A Comparative Study Between Classical Machine Vision and Neural Network Approaches for Robotic Pick-and-Place: An Industrial Use Case

In modern industrial environment, robotics plays a critical role in automating tasks such as assembly, inspection, and material handling, where performance is heavily based on computer vision. More precisely, it relies on it's state-of-the-art algorithms, including feature-based detection, 3D reconstruction, and clustering methods. However, due to the inherent uncertainty of real-world environments, the high variability of industrial cases, and the growing complexity of robotic systems, industry has increasingly shifted toward data-driven approaches, particularly neural networks. The objective of this thesis is to present and evaluate two distinct approaches to solving a robotic pick-and-place problem: one using classical machine vision algorithms and the other based on neural network models.

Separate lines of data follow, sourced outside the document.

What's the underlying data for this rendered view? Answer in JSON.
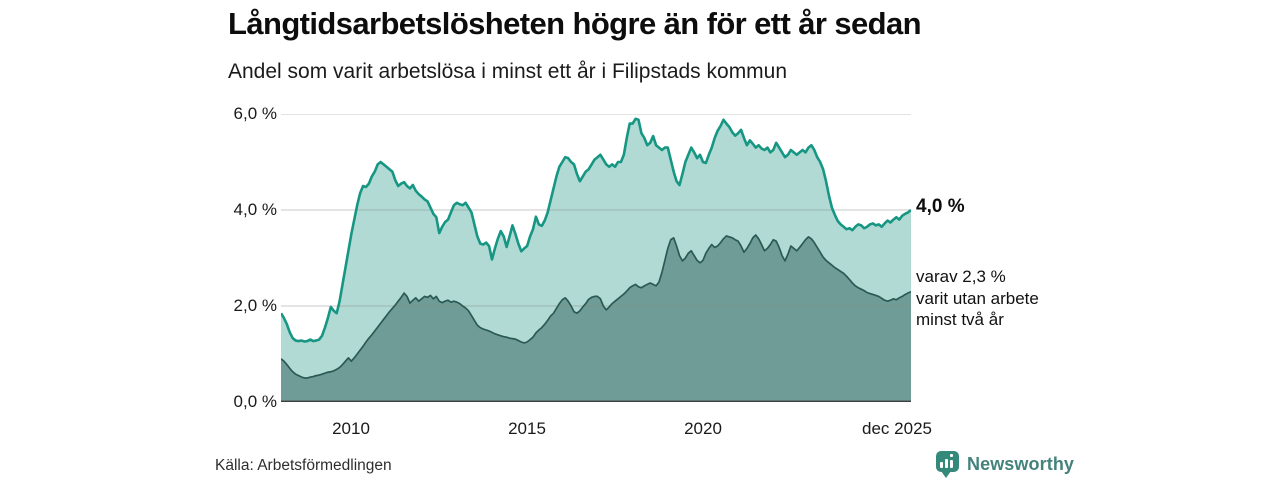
{
  "header": {
    "title": "Långtidsarbetslösheten högre än för ett år sedan",
    "subtitle": "Andel som varit arbetslösa i minst ett år i Filipstads kommun"
  },
  "axis": {
    "y_ticks": [
      "6,0 %",
      "4,0 %",
      "2,0 %",
      "0,0 %"
    ],
    "x_ticks": [
      "2010",
      "2015",
      "2020",
      "dec 2025"
    ]
  },
  "end_labels": {
    "total_value": "4,0 %",
    "annotation_lines": [
      "varav 2,3 %",
      "varit utan arbete",
      "minst två år"
    ]
  },
  "footer": {
    "source": "Källa: Arbetsförmedlingen",
    "brand": "Newsworthy"
  },
  "colors": {
    "series1_line": "#169683",
    "series1_fill": "#b0dad3",
    "series2_line": "#2b5a54",
    "series2_fill": "#6f9c96",
    "gridline": "#8c8c8c",
    "baseline": "#3e3e3e",
    "brand_teal": "#35897b"
  },
  "chart_data": {
    "type": "area",
    "title": "Långtidsarbetslösheten högre än för ett år sedan",
    "subtitle": "Andel som varit arbetslösa i minst ett år i Filipstads kommun",
    "unit": "%",
    "x_start": "2008-01",
    "x_end": "2025-12",
    "x_frequency": "monthly",
    "ylim": [
      0,
      6
    ],
    "grid_values": [
      2,
      4,
      6
    ],
    "x_tick_years": [
      2010,
      2015,
      2020,
      2025.92
    ],
    "legend_position": "end-of-line labels (right)",
    "end_values": {
      "minst_ett_ar": 4.0,
      "minst_tva_ar": 2.3
    },
    "series": [
      {
        "name": "Andel arbetslösa minst ett år",
        "line_color": "#169683",
        "fill_color": "#b0dad3",
        "values": [
          1.85,
          1.75,
          1.62,
          1.45,
          1.33,
          1.28,
          1.27,
          1.28,
          1.26,
          1.27,
          1.3,
          1.27,
          1.28,
          1.3,
          1.38,
          1.55,
          1.75,
          1.98,
          1.9,
          1.85,
          2.1,
          2.45,
          2.8,
          3.15,
          3.5,
          3.8,
          4.1,
          4.35,
          4.5,
          4.48,
          4.55,
          4.7,
          4.8,
          4.95,
          5.0,
          4.95,
          4.9,
          4.85,
          4.8,
          4.62,
          4.5,
          4.55,
          4.58,
          4.5,
          4.45,
          4.52,
          4.4,
          4.33,
          4.28,
          4.22,
          4.18,
          4.05,
          3.92,
          3.85,
          3.52,
          3.65,
          3.75,
          3.8,
          3.95,
          4.1,
          4.15,
          4.12,
          4.1,
          4.15,
          4.05,
          3.95,
          3.7,
          3.45,
          3.3,
          3.28,
          3.32,
          3.25,
          2.97,
          3.2,
          3.4,
          3.56,
          3.45,
          3.23,
          3.45,
          3.68,
          3.5,
          3.3,
          3.14,
          3.2,
          3.25,
          3.45,
          3.6,
          3.86,
          3.7,
          3.67,
          3.78,
          3.95,
          4.2,
          4.45,
          4.7,
          4.9,
          5.0,
          5.1,
          5.08,
          5.0,
          4.95,
          4.75,
          4.6,
          4.7,
          4.8,
          4.85,
          4.95,
          5.05,
          5.1,
          5.15,
          5.05,
          4.95,
          4.9,
          4.95,
          4.9,
          5.0,
          5.0,
          5.15,
          5.5,
          5.8,
          5.8,
          5.9,
          5.88,
          5.6,
          5.5,
          5.35,
          5.4,
          5.54,
          5.35,
          5.3,
          5.25,
          5.3,
          5.3,
          5.05,
          4.8,
          4.6,
          4.52,
          4.75,
          5.0,
          5.15,
          5.3,
          5.2,
          5.08,
          5.15,
          5.0,
          4.98,
          5.15,
          5.3,
          5.5,
          5.65,
          5.75,
          5.88,
          5.8,
          5.73,
          5.62,
          5.55,
          5.6,
          5.67,
          5.5,
          5.35,
          5.45,
          5.38,
          5.3,
          5.35,
          5.28,
          5.25,
          5.3,
          5.2,
          5.25,
          5.4,
          5.3,
          5.2,
          5.1,
          5.15,
          5.25,
          5.2,
          5.15,
          5.2,
          5.25,
          5.2,
          5.3,
          5.35,
          5.25,
          5.1,
          5.0,
          4.85,
          4.6,
          4.3,
          4.05,
          3.9,
          3.77,
          3.7,
          3.65,
          3.6,
          3.62,
          3.58,
          3.65,
          3.7,
          3.68,
          3.62,
          3.65,
          3.7,
          3.72,
          3.68,
          3.7,
          3.65,
          3.72,
          3.78,
          3.74,
          3.8,
          3.85,
          3.8,
          3.88,
          3.92,
          3.95,
          4.0
        ]
      },
      {
        "name": "varav utan arbete minst två år",
        "line_color": "#2b5a54",
        "fill_color": "#6f9c96",
        "values": [
          0.9,
          0.85,
          0.78,
          0.7,
          0.63,
          0.58,
          0.55,
          0.52,
          0.5,
          0.5,
          0.52,
          0.53,
          0.55,
          0.56,
          0.58,
          0.6,
          0.62,
          0.63,
          0.65,
          0.68,
          0.72,
          0.78,
          0.85,
          0.92,
          0.85,
          0.92,
          1.0,
          1.08,
          1.16,
          1.25,
          1.33,
          1.4,
          1.48,
          1.56,
          1.64,
          1.72,
          1.8,
          1.88,
          1.95,
          2.02,
          2.1,
          2.18,
          2.27,
          2.2,
          2.06,
          2.12,
          2.17,
          2.1,
          2.15,
          2.2,
          2.18,
          2.22,
          2.15,
          2.2,
          2.1,
          2.07,
          2.1,
          2.12,
          2.08,
          2.1,
          2.08,
          2.05,
          2.0,
          1.96,
          1.9,
          1.8,
          1.7,
          1.6,
          1.55,
          1.52,
          1.5,
          1.48,
          1.45,
          1.42,
          1.4,
          1.38,
          1.36,
          1.35,
          1.33,
          1.32,
          1.31,
          1.28,
          1.25,
          1.23,
          1.25,
          1.3,
          1.35,
          1.44,
          1.5,
          1.55,
          1.62,
          1.7,
          1.79,
          1.85,
          1.95,
          2.05,
          2.13,
          2.17,
          2.1,
          2.0,
          1.88,
          1.85,
          1.9,
          1.98,
          2.05,
          2.14,
          2.18,
          2.2,
          2.2,
          2.15,
          2.0,
          1.92,
          1.98,
          2.05,
          2.1,
          2.15,
          2.2,
          2.25,
          2.31,
          2.38,
          2.42,
          2.45,
          2.4,
          2.38,
          2.42,
          2.45,
          2.48,
          2.45,
          2.42,
          2.5,
          2.7,
          2.95,
          3.2,
          3.38,
          3.42,
          3.25,
          3.05,
          2.94,
          3.0,
          3.1,
          3.15,
          3.05,
          2.95,
          2.9,
          2.95,
          3.1,
          3.2,
          3.28,
          3.22,
          3.25,
          3.32,
          3.4,
          3.46,
          3.44,
          3.42,
          3.38,
          3.35,
          3.25,
          3.12,
          3.2,
          3.3,
          3.42,
          3.48,
          3.4,
          3.28,
          3.15,
          3.2,
          3.28,
          3.38,
          3.35,
          3.22,
          3.05,
          2.94,
          3.08,
          3.25,
          3.2,
          3.15,
          3.22,
          3.3,
          3.38,
          3.44,
          3.4,
          3.32,
          3.22,
          3.12,
          3.02,
          2.95,
          2.9,
          2.85,
          2.8,
          2.76,
          2.72,
          2.68,
          2.62,
          2.55,
          2.48,
          2.42,
          2.38,
          2.35,
          2.32,
          2.28,
          2.26,
          2.24,
          2.22,
          2.2,
          2.16,
          2.12,
          2.1,
          2.12,
          2.15,
          2.13,
          2.17,
          2.2,
          2.24,
          2.27,
          2.3
        ]
      }
    ]
  }
}
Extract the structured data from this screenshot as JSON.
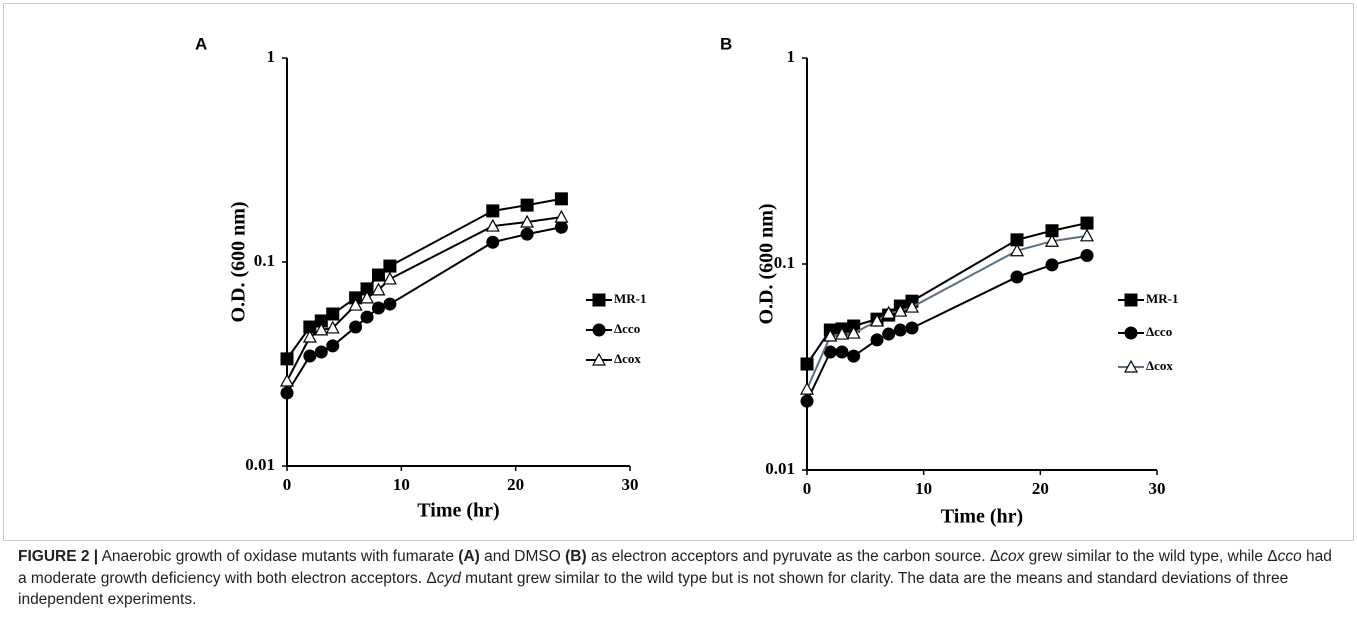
{
  "chart_data": [
    {
      "type": "line",
      "panel_label": "A",
      "ylabel": "O.D. (600 nm)",
      "xlabel": "Time (hr)",
      "x": [
        0,
        2,
        3,
        4,
        6,
        7,
        8,
        9,
        18,
        21,
        24
      ],
      "xlim": [
        0,
        30
      ],
      "xticks": [
        0,
        10,
        20,
        30
      ],
      "ylim": [
        0.01,
        1
      ],
      "yticks": [
        0.01,
        0.1,
        1
      ],
      "ylog": true,
      "legend": "right",
      "series": [
        {
          "name": "MR-1",
          "color": "#000000",
          "marker": "square",
          "values": [
            0.0335,
            0.048,
            0.0514,
            0.0556,
            0.0667,
            0.0738,
            0.0863,
            0.0955,
            0.178,
            0.19,
            0.204
          ]
        },
        {
          "name": "Δcco",
          "color": "#000000",
          "marker": "circle",
          "values": [
            0.0228,
            0.0346,
            0.0362,
            0.0388,
            0.048,
            0.0537,
            0.0595,
            0.0622,
            0.125,
            0.137,
            0.148
          ]
        },
        {
          "name": "Δcox",
          "color": "#000000",
          "marker": "triangle-open",
          "values": [
            0.0261,
            0.0429,
            0.0465,
            0.0475,
            0.0615,
            0.0667,
            0.073,
            0.0826,
            0.15,
            0.157,
            0.166
          ]
        }
      ]
    },
    {
      "type": "line",
      "panel_label": "B",
      "ylabel": "O.D. (600 nm)",
      "xlabel": "Time (hr)",
      "x": [
        0,
        2,
        3,
        4,
        6,
        7,
        8,
        9,
        18,
        21,
        24
      ],
      "xlim": [
        0,
        30
      ],
      "xticks": [
        0,
        10,
        20,
        30
      ],
      "ylim": [
        0.01,
        1
      ],
      "yticks": [
        0.01,
        0.1,
        1
      ],
      "ylog": true,
      "legend": "right",
      "series": [
        {
          "name": "MR-1",
          "color": "#000000",
          "marker": "square",
          "values": [
            0.0327,
            0.0478,
            0.0484,
            0.05,
            0.054,
            0.0565,
            0.0625,
            0.066,
            0.131,
            0.145,
            0.158
          ]
        },
        {
          "name": "Δcco",
          "color": "#000000",
          "marker": "circle",
          "values": [
            0.0216,
            0.0374,
            0.0374,
            0.0357,
            0.0428,
            0.0457,
            0.0478,
            0.0489,
            0.0865,
            0.099,
            0.11
          ]
        },
        {
          "name": "Δcox",
          "color": "#5b7083",
          "marker": "triangle-open",
          "values": [
            0.0247,
            0.0447,
            0.0457,
            0.0462,
            0.0529,
            0.0578,
            0.0591,
            0.0618,
            0.116,
            0.129,
            0.137
          ]
        }
      ]
    }
  ],
  "caption": {
    "runs": [
      "FIGURE 2 |",
      " Anaerobic growth of oxidase mutants with fumarate ",
      "(A)",
      " and DMSO ",
      "(B)",
      " as electron acceptors and pyruvate as the carbon source. Δ",
      "cox",
      " grew similar to the wild type, while Δ",
      "cco",
      " had a moderate growth deficiency with both electron acceptors. Δ",
      "cyd",
      " mutant grew similar to the wild type but is not shown for clarity. The data are the means and standard deviations of three independent experiments."
    ]
  }
}
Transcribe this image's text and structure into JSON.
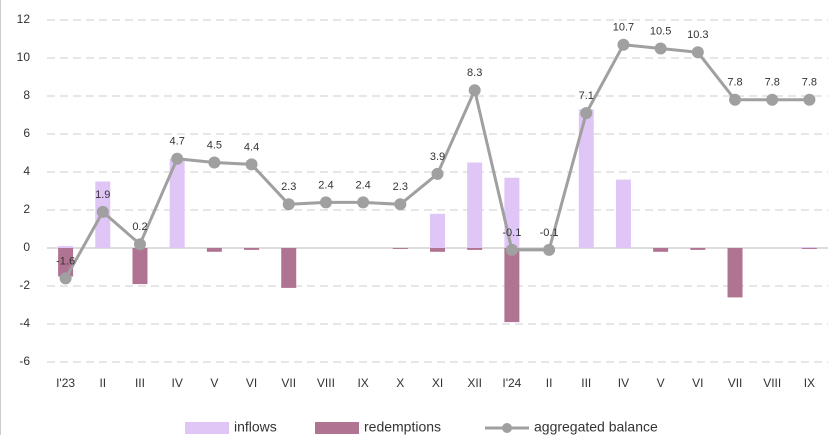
{
  "chart_data": {
    "type": "bar-line",
    "categories": [
      "I'23",
      "II",
      "III",
      "IV",
      "V",
      "VI",
      "VII",
      "VIII",
      "IX",
      "X",
      "XI",
      "XII",
      "I'24",
      "II",
      "III",
      "IV",
      "V",
      "VI",
      "VII",
      "VIII",
      "IX"
    ],
    "series": [
      {
        "name": "inflows",
        "type": "bar",
        "color": "#dfc6f7",
        "values": [
          0.1,
          3.5,
          0,
          4.7,
          0,
          0,
          0,
          0,
          0,
          0,
          1.8,
          4.5,
          3.7,
          0,
          7.3,
          3.6,
          0,
          0,
          0,
          0,
          0.05
        ]
      },
      {
        "name": "redemptions",
        "type": "bar",
        "color": "#b07392",
        "values": [
          -1.5,
          0,
          -1.9,
          0,
          -0.2,
          -0.1,
          -2.1,
          0,
          0,
          -0.05,
          -0.2,
          -0.1,
          -3.9,
          0,
          0,
          0,
          -0.2,
          -0.1,
          -2.6,
          0,
          -0.05
        ]
      },
      {
        "name": "aggregated balance",
        "type": "line",
        "color": "#a0a0a0",
        "values": [
          -1.6,
          1.9,
          0.2,
          4.7,
          4.5,
          4.4,
          2.3,
          2.4,
          2.4,
          2.3,
          3.9,
          8.3,
          -0.1,
          -0.1,
          7.1,
          10.7,
          10.5,
          10.3,
          7.8,
          7.8,
          7.8
        ]
      }
    ],
    "ylim": [
      -6,
      12
    ],
    "yticks": [
      -6,
      -4,
      -2,
      0,
      2,
      4,
      6,
      8,
      10,
      12
    ],
    "grid": true,
    "legend": "bottom"
  }
}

The machine vision pipeline applies traditional techniques such as point cloud processing, geometric feature extraction, and clustering, while the neural network pipeline leverages deep learning architectures for object detection and pose estimation. The overall system is structured to solve three subtasks: (1) detection of metal profiles in 3D point clouds and clustering of relevant points, (2) estimation of the positions and orientations of detected objects in space, and (3) decision of the grasping positions by the robot on the profile. Both approaches are compared with respect to detection accuracy, pose estimation reliability, computational efficiency, and robustness to environmental variability in industrial settings. The results provide a systematic analysis of the strengths and limitations of each approach, highlighting scenarios where classical vision remains efficient and interpretable, as well as cases where neural networks demonstrate superior adaptability and robustness. The findings aim to guide the selection of appropriate computer vision methods for robotic pick-and-place tasks in industrial applications.